Federal prison in California is a different world
California has a large federal footprint, and federal prison life differs from the state system. The Bureau of Prisons operates facilities across the state at every security level, including the Lompoc Federal Correctional Complex on the Central Coast and the Victorville Federal Correctional Complex in the high desert, each combining higher and lower security institutions with camps, along with the high security penitentiary at Atwater and medium and lower security institutions such as Mendota and Herlong, plus detention centers in Los Angeles and San Diego that hold people awaiting trial.
Two California federal facilities are notable for recent change. FCI Dublin, near Oakland, was for decades the main federal women's prison in California, but it closed in 2024 following a major federal investigation into staff sexual abuse, a scandal that drew national attention. FCI Terminal Island, in Los Angeles, has faced closure pressure as its aging infrastructure fails. These changes mean the federal landscape in California has been shifting, and where a person is placed can change.

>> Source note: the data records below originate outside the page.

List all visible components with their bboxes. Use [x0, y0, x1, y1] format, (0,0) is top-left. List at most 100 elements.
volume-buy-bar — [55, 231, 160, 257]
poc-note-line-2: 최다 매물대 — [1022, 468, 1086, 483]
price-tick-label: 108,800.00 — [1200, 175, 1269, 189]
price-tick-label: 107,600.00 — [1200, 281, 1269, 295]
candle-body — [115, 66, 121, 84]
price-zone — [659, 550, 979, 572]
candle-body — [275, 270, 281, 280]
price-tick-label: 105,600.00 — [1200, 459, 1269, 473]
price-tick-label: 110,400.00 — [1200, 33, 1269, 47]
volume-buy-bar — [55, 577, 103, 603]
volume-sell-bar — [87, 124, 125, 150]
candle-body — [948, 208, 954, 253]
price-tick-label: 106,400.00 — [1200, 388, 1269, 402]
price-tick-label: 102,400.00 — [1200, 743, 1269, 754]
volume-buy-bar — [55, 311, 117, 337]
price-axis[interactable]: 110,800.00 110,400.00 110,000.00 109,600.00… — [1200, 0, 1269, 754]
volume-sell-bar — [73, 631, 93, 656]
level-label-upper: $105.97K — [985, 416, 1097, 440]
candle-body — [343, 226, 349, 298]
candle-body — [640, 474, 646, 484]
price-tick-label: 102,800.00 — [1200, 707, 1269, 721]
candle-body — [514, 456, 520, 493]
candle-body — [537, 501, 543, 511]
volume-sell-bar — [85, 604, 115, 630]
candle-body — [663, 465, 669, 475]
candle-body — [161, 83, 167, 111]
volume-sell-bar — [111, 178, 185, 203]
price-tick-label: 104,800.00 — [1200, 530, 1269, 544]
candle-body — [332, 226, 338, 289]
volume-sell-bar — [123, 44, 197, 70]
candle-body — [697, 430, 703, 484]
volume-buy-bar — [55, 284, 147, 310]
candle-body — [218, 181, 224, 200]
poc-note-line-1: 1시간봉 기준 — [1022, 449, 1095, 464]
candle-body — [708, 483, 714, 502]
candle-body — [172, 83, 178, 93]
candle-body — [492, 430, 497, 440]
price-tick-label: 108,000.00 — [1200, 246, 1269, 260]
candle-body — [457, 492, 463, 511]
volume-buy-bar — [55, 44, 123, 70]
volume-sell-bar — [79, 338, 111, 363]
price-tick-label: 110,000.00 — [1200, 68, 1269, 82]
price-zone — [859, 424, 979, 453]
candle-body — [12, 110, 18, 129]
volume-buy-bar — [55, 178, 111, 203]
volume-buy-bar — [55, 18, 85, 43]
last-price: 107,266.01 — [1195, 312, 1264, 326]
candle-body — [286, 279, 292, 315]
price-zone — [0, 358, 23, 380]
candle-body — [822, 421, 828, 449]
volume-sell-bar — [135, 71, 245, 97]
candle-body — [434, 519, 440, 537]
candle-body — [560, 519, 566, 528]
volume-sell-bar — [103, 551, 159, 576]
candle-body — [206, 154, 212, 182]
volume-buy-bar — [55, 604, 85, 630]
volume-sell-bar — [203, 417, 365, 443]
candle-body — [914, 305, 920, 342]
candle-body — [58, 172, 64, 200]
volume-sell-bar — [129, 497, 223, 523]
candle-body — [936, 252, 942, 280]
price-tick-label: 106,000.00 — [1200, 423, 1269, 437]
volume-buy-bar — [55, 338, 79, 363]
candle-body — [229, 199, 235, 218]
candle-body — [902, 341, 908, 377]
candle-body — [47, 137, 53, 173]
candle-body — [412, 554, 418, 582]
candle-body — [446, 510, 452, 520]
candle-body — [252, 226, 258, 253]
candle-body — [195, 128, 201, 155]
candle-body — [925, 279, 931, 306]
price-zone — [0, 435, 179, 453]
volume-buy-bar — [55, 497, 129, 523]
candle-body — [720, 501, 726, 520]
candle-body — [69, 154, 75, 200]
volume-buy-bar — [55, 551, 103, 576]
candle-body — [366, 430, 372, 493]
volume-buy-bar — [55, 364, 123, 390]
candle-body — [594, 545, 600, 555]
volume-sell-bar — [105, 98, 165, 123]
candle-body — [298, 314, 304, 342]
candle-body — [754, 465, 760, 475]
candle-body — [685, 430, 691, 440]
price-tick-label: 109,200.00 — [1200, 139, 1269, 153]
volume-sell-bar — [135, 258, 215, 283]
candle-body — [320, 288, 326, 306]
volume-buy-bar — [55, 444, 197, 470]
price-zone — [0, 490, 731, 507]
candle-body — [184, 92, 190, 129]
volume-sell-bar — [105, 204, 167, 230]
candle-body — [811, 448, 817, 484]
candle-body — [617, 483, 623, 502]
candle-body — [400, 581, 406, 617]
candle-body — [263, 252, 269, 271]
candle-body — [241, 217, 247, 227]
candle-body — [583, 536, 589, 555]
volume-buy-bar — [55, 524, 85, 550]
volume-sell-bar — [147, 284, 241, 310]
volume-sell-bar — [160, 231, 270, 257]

Unlike the state system, federal prisons are generally air conditioned in the hotter regions, pay incarcerated workers a wage that ranges from about 12 cents to over a dollar per hour with higher pay in the federal prison industries program, and offer the residential drug abuse program, known as RDAP, which can take up to a year off a sentence for those who qualify and complete it. Federal facilities run commissary, phone, and messaging under one national set of rules, and charge a small medical co-pay for self initiated visits with many categories of care exempt. For families, the biggest practical differences are uniform national rules and the fact that placement may have nothing to do with where the person is from, since the Bureau of Prisons assigns people based on its own classification and bed space across the whole country.
The bottom line
Life inside in California depends enormously on which system your person is in. A county jail is locally run and, because of realignment, may now hold someone for an entire felony sentence rather than just before trial, with conditions varying across 58 counties. A California state prison means a system governed by federal court orders, with a cap on crowding, prison healthcare run by court appointed receivers, low but real wages including the firefighting conservation camps, free phone calls, family visiting, and a stated shift toward rehabilitation built around the San Quentin model. A federal facility means uniform national rules, air conditioning in the hotter regions, a small work wage, and possibly placement far from home, in a California federal landscape that has been shifting with the closure of the Dublin women's prison. The most useful things a family can do are find out exactly where your person is held, keep money on the account, get on the visitation list and ask about family visits, and learn that specific facility's rules. This is general information about conditions and not legal advice, and because policies and facility assignments change, the department, the Bureau of Prisons, or the specific facility is the right source for current specifics.